Spinon band flattening by its emergent gauge field in quantum kagome ice

Abstract

Fractional excitations provide a key to identifying sought-after topological quantum spin liquid states in realistic materials. Their single-particle dynamics already presents a challenging many-body problem on account of the coupling to their emergent gauge field. Here, we study the spinon excitations of kagome ice, realized at the $2/3$ magnetization plateau of spin ice, by combining up-to-$63$-site exact diagonalization with an analytical state graph mapping. We find a macroscopically degenerate mode in the spinon spectrum. It originates from the destructive interference due to the interaction with surrounding gauge fields, a form of many-body caging. We explicitly construct, and count, the concomitant many-body wave functions. Finally, we discuss the possible role of these flat modes in the magnetization process of kagome antiferromagnets, in particular with regard to the asymmetric termination of the kagome ice magnetisation plateau.

Figures (3)

• Figure 1: (Color online) (a) An example of kagome ice configuration. (b) A triplon excitation on a downward triangle.
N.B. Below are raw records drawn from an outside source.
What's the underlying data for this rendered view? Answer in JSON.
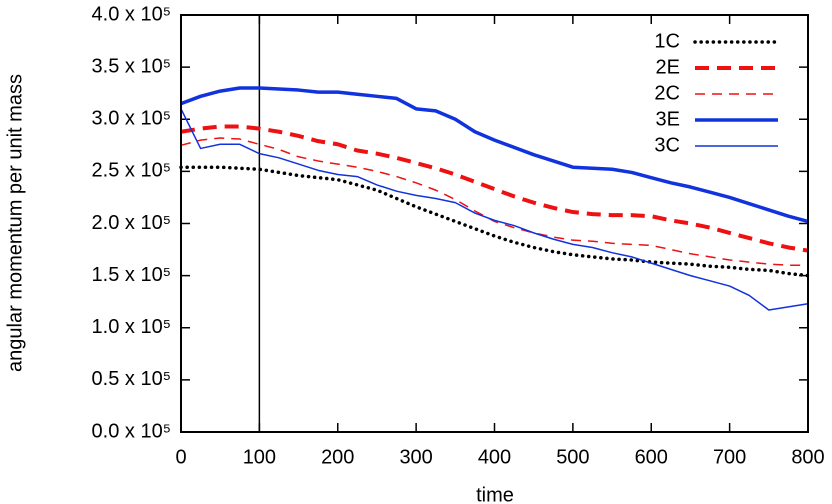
{
  "chart_data": {
    "type": "line",
    "x_label": "time",
    "y_label": "angular momentum per unit mass",
    "x": [
      0,
      25,
      50,
      75,
      100,
      125,
      150,
      175,
      200,
      225,
      250,
      275,
      300,
      325,
      350,
      375,
      400,
      425,
      450,
      475,
      500,
      525,
      550,
      575,
      600,
      625,
      650,
      675,
      700,
      725,
      750,
      775,
      800
    ],
    "series": [
      {
        "name": "1C",
        "color": "#000000",
        "values": [
          254000,
          254000,
          254000,
          253000,
          252000,
          249000,
          246000,
          244000,
          242000,
          237000,
          232000,
          224000,
          216000,
          209000,
          202000,
          195000,
          188000,
          182000,
          177000,
          173000,
          170000,
          168000,
          166000,
          165000,
          163000,
          162000,
          161000,
          159000,
          158000,
          156000,
          155000,
          152000,
          150000
        ]
      },
      {
        "name": "2E",
        "color": "#ee1111",
        "values": [
          288000,
          291000,
          293000,
          293000,
          291000,
          288000,
          284000,
          279000,
          276000,
          270000,
          267000,
          263000,
          258000,
          253000,
          247000,
          240000,
          233000,
          226000,
          220000,
          215000,
          211000,
          209000,
          208000,
          208000,
          207000,
          203000,
          200000,
          196000,
          191000,
          186000,
          181000,
          177000,
          174000
        ]
      },
      {
        "name": "2C",
        "color": "#ee1111",
        "values": [
          275000,
          280000,
          282000,
          281000,
          276000,
          271000,
          264000,
          260000,
          257000,
          254000,
          250000,
          245000,
          239000,
          232000,
          223000,
          212000,
          202000,
          196000,
          191000,
          187000,
          184000,
          183000,
          181000,
          180000,
          179000,
          175000,
          171000,
          168000,
          165000,
          163000,
          161000,
          160000,
          160000
        ]
      },
      {
        "name": "3E",
        "color": "#1133dd",
        "values": [
          315000,
          322000,
          327000,
          330000,
          330000,
          329000,
          328000,
          326000,
          326000,
          324000,
          322000,
          320000,
          310000,
          308000,
          300000,
          288000,
          280000,
          273000,
          266000,
          260000,
          254000,
          253000,
          252000,
          249000,
          244000,
          239000,
          235000,
          230000,
          225000,
          219000,
          213000,
          207000,
          202000
        ]
      },
      {
        "name": "3C",
        "color": "#1133dd",
        "values": [
          310000,
          272000,
          276000,
          276000,
          267000,
          263000,
          257000,
          251000,
          247000,
          245000,
          237000,
          231000,
          227000,
          224000,
          220000,
          210000,
          203000,
          198000,
          191000,
          185000,
          180000,
          177000,
          172000,
          168000,
          162000,
          156000,
          150000,
          145000,
          140000,
          131000,
          117000,
          120000,
          123000
        ]
      }
    ],
    "xlim": [
      0,
      800
    ],
    "xticks": [
      0,
      100,
      200,
      300,
      400,
      500,
      600,
      700,
      800
    ],
    "ylim": [
      0,
      400000
    ],
    "yticks": [
      {
        "value": 0,
        "label": "0.0 x 10⁵"
      },
      {
        "value": 50000,
        "label": "0.5 x 10⁵"
      },
      {
        "value": 100000,
        "label": "1.0 x 10⁵"
      },
      {
        "value": 150000,
        "label": "1.5 x 10⁵"
      },
      {
        "value": 200000,
        "label": "2.0 x 10⁵"
      },
      {
        "value": 250000,
        "label": "2.5 x 10⁵"
      },
      {
        "value": 300000,
        "label": "3.0 x 10⁵"
      },
      {
        "value": 350000,
        "label": "3.5 x 10⁵"
      },
      {
        "value": 400000,
        "label": "4.0 x 10⁵"
      }
    ],
    "vlines": [
      100
    ],
    "legend": "top-right",
    "grid": false
  }
}
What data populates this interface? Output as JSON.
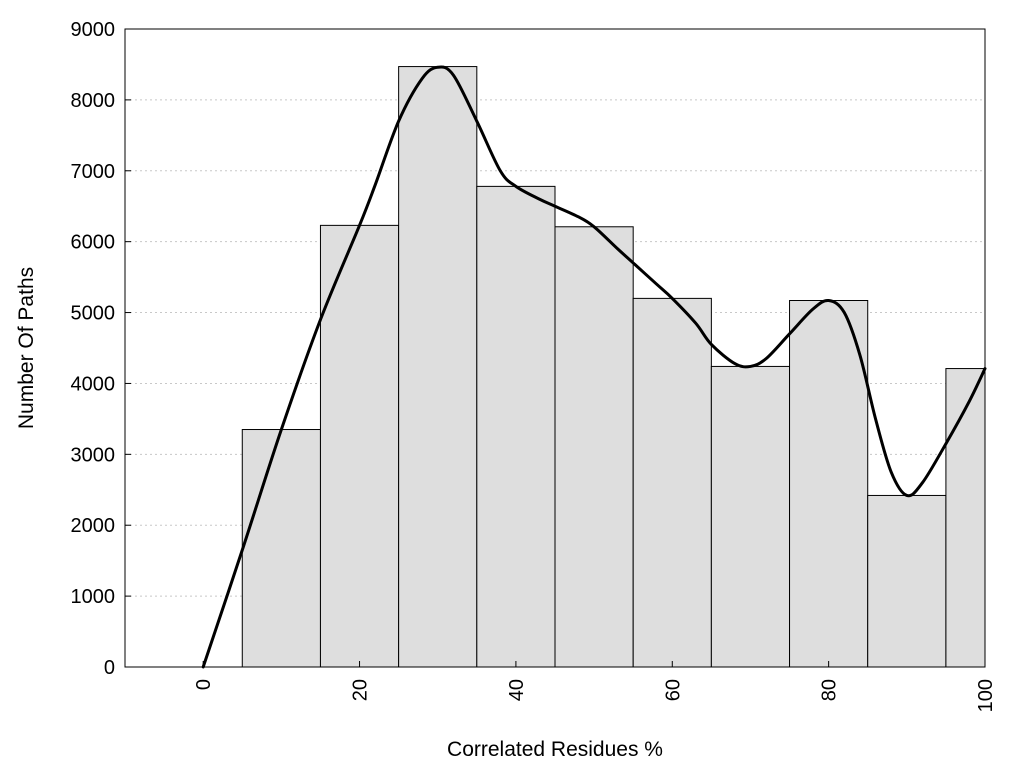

A triplon can hop to neighboring three downward triangles with flipping pairs of spins as indicated by ovals. (c) A spinon excitation on a downward triangle. A spinon can hop to neighboring four downward triangles. The corresponding state graph locally takes the same structure as a triangular Husimi cactus. Three successive hops of spinon around an upward triangle return all the spin configuration to the initial state, making a triangle in the state graph, as indicated by green dashed arrows.
• Figure 2: (Color online) (a) Density of states in the two-spinon sector obtained by exact diagonalization of $N_{\rm spin}=3\times N_1\times N_2$-spin system, which are well fitted with $\rho^{(2)}(\varepsilon)$ obtained from Eq. (\ref{['eq:twoDOS']}). (b) One-spinon density of states $\rho^{(1)}(\varepsilon)$ on the Husimi cactus, Eq. (\ref{['eq:oneDOS']}). (c) Magnetization process based on Eq. (\ref{['eq:MagnetizationProcess']}), taking $J_{z}=4J_{\pm}=8$, with several temperatures. The inset shows the magnetization curve around the $1/9$-plateau.
• Figure 3: (Color online) (a) A schematic figure of the procedure to construct a localized spinon flat mode. (b) The minimal localized flat mode as a superposition of 14 real space basis states.